Peki, programı ne Sanders’ın? Wall Street’in iktidarına saldırmak. Büyük sermayeyi vergilendirerek son derece bozulmuş olan gelir bölüşümünü düzeltmek. Asgari ücreti her eyalette saati 15 dolara yükseltmeyi vaat ediyor (şimdi ortalama 8-9 dolar). ABD’de hiç olmamış bir şeyi, herkese parasız sağlık hizmetini getireceğini vaat ediyor.Öğrenci kredisi denen borç yükü altında kıvranan gençlere, parasız yüksek eğitim vaat ediyor.
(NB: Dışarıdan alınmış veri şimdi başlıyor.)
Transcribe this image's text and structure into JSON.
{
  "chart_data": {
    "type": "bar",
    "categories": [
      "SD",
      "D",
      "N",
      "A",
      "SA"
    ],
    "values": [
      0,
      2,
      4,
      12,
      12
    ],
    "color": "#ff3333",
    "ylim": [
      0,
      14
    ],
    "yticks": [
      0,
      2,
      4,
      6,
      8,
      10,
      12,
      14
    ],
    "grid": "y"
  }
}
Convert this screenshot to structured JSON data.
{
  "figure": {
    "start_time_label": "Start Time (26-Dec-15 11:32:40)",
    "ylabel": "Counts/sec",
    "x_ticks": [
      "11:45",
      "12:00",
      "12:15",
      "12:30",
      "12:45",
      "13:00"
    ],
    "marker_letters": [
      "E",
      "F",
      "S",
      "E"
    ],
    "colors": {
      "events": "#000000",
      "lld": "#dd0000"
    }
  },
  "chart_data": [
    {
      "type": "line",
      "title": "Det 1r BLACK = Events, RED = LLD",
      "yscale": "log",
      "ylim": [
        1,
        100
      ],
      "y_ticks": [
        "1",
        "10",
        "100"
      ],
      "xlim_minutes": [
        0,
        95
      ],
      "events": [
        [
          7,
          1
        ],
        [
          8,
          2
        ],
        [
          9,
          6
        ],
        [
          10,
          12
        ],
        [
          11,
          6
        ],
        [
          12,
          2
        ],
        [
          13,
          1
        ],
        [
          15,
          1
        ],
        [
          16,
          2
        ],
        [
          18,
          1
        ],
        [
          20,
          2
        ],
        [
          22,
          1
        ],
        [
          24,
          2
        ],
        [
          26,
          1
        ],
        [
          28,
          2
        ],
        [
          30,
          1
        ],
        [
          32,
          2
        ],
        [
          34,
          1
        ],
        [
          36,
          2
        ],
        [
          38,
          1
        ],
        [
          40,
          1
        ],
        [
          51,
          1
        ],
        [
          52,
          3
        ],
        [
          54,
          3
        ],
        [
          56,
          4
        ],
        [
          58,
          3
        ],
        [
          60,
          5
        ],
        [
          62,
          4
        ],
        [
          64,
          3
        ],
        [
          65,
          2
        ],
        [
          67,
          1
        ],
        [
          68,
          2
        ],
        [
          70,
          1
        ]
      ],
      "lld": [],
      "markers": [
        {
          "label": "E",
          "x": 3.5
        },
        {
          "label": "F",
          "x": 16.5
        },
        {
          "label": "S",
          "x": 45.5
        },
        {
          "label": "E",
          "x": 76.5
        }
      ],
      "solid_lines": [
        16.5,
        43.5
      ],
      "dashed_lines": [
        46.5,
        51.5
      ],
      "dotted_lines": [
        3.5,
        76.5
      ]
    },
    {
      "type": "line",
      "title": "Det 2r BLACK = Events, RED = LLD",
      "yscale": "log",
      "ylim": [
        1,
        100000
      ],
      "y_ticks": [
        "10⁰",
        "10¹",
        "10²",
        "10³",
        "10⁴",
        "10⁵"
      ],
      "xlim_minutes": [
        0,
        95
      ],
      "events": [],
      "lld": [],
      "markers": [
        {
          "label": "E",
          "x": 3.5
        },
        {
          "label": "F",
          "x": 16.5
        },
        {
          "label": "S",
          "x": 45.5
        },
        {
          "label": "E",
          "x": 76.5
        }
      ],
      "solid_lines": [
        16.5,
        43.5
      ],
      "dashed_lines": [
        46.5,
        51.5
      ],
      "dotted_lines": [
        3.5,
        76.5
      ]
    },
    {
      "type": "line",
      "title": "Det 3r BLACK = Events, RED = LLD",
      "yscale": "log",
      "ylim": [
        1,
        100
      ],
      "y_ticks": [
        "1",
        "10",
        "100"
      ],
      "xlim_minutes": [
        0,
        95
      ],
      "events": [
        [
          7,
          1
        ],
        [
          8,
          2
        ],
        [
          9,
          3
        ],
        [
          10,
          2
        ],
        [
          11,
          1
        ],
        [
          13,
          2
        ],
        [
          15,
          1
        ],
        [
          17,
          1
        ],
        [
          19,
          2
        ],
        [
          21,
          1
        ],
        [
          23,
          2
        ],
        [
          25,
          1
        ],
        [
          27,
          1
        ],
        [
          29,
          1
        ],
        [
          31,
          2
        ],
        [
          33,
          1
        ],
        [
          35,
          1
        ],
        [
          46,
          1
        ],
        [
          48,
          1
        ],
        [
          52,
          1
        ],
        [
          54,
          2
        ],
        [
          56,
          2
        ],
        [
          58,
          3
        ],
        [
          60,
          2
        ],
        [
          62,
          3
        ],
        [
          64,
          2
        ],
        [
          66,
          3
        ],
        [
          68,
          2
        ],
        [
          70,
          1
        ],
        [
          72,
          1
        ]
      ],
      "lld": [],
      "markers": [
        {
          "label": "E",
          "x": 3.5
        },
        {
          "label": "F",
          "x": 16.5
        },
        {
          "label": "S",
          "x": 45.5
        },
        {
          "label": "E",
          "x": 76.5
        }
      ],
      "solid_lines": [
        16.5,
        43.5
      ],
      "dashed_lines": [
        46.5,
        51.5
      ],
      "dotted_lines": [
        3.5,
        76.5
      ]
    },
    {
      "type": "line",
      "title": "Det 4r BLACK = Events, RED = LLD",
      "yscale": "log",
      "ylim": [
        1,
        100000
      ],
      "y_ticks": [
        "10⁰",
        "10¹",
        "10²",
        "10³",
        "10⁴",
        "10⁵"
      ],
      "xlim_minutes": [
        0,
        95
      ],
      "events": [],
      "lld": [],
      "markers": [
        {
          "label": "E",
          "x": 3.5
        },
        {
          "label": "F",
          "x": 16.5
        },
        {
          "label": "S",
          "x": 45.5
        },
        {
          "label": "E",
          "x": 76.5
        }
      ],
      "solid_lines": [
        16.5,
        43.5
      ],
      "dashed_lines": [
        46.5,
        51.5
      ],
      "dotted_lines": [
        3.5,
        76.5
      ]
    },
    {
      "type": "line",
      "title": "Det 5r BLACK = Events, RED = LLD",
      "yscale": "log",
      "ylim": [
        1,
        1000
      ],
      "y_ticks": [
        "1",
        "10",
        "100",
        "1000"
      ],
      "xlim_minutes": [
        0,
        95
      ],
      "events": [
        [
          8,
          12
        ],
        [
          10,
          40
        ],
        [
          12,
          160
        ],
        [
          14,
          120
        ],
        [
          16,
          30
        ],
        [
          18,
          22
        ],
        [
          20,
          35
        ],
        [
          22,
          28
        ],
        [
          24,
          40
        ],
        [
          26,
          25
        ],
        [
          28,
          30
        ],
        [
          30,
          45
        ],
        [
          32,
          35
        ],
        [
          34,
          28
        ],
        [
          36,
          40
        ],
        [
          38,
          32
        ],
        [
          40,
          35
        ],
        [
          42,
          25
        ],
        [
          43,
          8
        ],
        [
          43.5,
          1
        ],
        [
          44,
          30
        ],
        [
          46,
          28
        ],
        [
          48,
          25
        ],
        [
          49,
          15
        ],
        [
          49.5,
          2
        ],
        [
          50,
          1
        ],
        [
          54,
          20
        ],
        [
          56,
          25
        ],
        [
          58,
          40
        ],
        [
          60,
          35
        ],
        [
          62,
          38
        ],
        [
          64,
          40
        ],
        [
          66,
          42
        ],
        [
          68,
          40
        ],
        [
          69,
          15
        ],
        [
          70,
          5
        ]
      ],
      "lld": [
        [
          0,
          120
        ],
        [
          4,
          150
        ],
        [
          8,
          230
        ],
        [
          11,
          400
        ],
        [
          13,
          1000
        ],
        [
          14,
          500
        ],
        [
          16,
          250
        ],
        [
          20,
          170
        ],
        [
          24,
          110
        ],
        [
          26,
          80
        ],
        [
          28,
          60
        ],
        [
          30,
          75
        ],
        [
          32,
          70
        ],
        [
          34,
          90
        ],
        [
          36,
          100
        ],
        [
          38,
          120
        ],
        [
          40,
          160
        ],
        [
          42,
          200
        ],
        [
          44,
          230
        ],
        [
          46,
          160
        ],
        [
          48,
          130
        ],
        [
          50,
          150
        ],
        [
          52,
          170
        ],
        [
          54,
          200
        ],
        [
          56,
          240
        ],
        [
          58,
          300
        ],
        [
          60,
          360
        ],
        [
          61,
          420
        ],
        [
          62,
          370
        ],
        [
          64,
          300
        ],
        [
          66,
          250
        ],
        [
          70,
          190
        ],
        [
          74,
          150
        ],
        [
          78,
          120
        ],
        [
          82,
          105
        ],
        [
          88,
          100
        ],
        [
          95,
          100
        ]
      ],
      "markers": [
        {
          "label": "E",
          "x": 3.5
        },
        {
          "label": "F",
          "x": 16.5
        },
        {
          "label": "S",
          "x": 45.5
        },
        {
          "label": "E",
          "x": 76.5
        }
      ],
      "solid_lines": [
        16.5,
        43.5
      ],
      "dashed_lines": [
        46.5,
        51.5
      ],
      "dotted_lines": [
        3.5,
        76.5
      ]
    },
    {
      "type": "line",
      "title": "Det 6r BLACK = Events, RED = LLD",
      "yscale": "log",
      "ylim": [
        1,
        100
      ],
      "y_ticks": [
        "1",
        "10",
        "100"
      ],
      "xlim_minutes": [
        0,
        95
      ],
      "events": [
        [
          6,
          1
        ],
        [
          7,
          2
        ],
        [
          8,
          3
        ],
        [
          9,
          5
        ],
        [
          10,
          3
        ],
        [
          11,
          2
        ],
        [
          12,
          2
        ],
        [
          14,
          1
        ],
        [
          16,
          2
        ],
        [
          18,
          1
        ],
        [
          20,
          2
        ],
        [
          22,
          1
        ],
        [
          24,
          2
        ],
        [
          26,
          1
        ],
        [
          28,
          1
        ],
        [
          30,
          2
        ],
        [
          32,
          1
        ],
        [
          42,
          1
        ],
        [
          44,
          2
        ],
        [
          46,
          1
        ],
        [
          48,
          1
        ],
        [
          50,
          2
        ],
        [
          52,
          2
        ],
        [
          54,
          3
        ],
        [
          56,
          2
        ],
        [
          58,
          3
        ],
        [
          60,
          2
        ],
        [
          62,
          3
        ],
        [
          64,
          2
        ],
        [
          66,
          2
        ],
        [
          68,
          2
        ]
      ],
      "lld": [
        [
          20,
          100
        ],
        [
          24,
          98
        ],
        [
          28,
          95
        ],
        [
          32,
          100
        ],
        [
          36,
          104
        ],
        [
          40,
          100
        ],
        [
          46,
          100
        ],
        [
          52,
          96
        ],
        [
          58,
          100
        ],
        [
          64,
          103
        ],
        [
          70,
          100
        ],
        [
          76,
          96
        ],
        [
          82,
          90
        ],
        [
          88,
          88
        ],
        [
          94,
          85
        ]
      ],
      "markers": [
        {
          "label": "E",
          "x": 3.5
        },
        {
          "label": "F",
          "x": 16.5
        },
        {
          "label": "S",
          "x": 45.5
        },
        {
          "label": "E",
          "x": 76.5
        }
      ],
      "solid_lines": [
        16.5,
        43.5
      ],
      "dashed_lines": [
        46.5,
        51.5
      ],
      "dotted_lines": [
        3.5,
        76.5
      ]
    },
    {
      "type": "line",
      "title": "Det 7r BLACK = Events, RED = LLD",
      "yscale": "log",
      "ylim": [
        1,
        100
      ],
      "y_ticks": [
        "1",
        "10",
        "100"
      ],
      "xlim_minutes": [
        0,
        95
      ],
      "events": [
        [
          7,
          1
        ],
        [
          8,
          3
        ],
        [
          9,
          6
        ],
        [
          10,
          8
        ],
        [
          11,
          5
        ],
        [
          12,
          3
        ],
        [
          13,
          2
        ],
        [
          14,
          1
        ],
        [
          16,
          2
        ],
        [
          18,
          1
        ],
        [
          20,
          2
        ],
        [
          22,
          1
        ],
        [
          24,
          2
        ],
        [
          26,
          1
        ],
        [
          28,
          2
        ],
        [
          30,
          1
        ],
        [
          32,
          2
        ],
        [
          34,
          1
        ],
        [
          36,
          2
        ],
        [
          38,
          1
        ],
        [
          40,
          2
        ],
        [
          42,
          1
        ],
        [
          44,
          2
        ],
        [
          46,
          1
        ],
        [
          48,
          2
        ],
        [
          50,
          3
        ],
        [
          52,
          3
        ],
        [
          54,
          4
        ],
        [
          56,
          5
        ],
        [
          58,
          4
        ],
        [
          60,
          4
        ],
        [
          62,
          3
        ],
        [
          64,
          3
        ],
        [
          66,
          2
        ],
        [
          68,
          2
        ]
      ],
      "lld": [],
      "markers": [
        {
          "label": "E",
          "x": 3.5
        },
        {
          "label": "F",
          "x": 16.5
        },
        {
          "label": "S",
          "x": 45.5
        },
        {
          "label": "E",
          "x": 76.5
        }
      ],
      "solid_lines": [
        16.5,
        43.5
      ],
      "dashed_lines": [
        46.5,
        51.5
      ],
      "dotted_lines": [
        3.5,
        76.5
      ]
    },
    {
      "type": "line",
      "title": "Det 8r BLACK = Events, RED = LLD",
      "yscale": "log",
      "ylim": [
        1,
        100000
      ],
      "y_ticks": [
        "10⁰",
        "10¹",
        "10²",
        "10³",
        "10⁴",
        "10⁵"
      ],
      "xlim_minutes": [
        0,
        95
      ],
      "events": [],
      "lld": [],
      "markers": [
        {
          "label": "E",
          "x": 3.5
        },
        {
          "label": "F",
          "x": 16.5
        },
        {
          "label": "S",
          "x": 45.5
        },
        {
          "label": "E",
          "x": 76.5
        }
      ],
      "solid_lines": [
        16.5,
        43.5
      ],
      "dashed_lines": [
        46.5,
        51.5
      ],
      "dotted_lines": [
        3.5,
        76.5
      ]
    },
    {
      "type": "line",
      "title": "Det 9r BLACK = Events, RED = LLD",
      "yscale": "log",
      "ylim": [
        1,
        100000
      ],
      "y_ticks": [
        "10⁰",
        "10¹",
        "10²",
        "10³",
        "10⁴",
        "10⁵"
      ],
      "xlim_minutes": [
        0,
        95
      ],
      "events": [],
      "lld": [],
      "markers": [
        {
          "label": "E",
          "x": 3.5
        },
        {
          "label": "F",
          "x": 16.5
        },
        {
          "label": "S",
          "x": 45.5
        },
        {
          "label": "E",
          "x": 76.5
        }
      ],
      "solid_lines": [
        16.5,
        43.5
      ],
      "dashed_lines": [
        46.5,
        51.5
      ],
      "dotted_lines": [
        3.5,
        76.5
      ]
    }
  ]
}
Siyahileri savunuyor.

Bunları yapar mı, yapabilir mi, seçilebilir mi? Bunların hepsi meşru sorular. Hepsinin cevabı da hemen hemen kesinlikle “hayır”. Ama bunlara cevap aramadan önce başka bir soruya yanıt vermek gerekiyor. Amerika’ya ne oluyor? Bir solcu nasıl böylesine destek alıyor Amerikan halkından?

Üçüncü Büyük Depresyon, tam da beklediğimiz gibi, başka ülkelerde de görüldüğü gibi, Amerikan halkını sağa ve sola doğru kutuplaştırıyor. O muhteşem 2011 yılı, Arap devriminin, Madrid’in ve Atina’nın yılı, Amerika’da da Wisconsin eyaletindeki kamu emekçileri mücadelesini, ardından “Wall Street’i işgal” hareketini, sonra bu hareketin ABD’nin yaklaşık 50 bölgesine yayılmasını gördü. Geçen seneden bu yana siyahilerin polis tarafından sinekler gibi avlanmasına karşı “Black Lives Matter” (“Siyahilerin Hayatı da Önemlidir”) hareketi gelişiyor. Önemli olan bu! Halkta bir yükseliş var. Sanders ikincil. Gerçek sosyalistlerin görevi, Sanders’ın konumunu da değerlendirerek halktaki bu mücadeleci ruh durumuyla buluşmak!

Serseri mayın faşizmine karşı tek tabanca düzen solculuğu yürümez. Ama halktaki bu kıpırtı çok şey vaat ediyor. Yunanistan, İspanya, Portekiz, Britanya, şimdi Amerika. Emekçi halk hareketinin yükselişi 2011’de sokakta başladı, ama başarıya ulaşamadı. Şimdi bir süre için parlamenter kanallardan yürüyor, ama yarın kendi yolunu yaratacaktır. Sosyalist hareket uykusundan uyanırsa!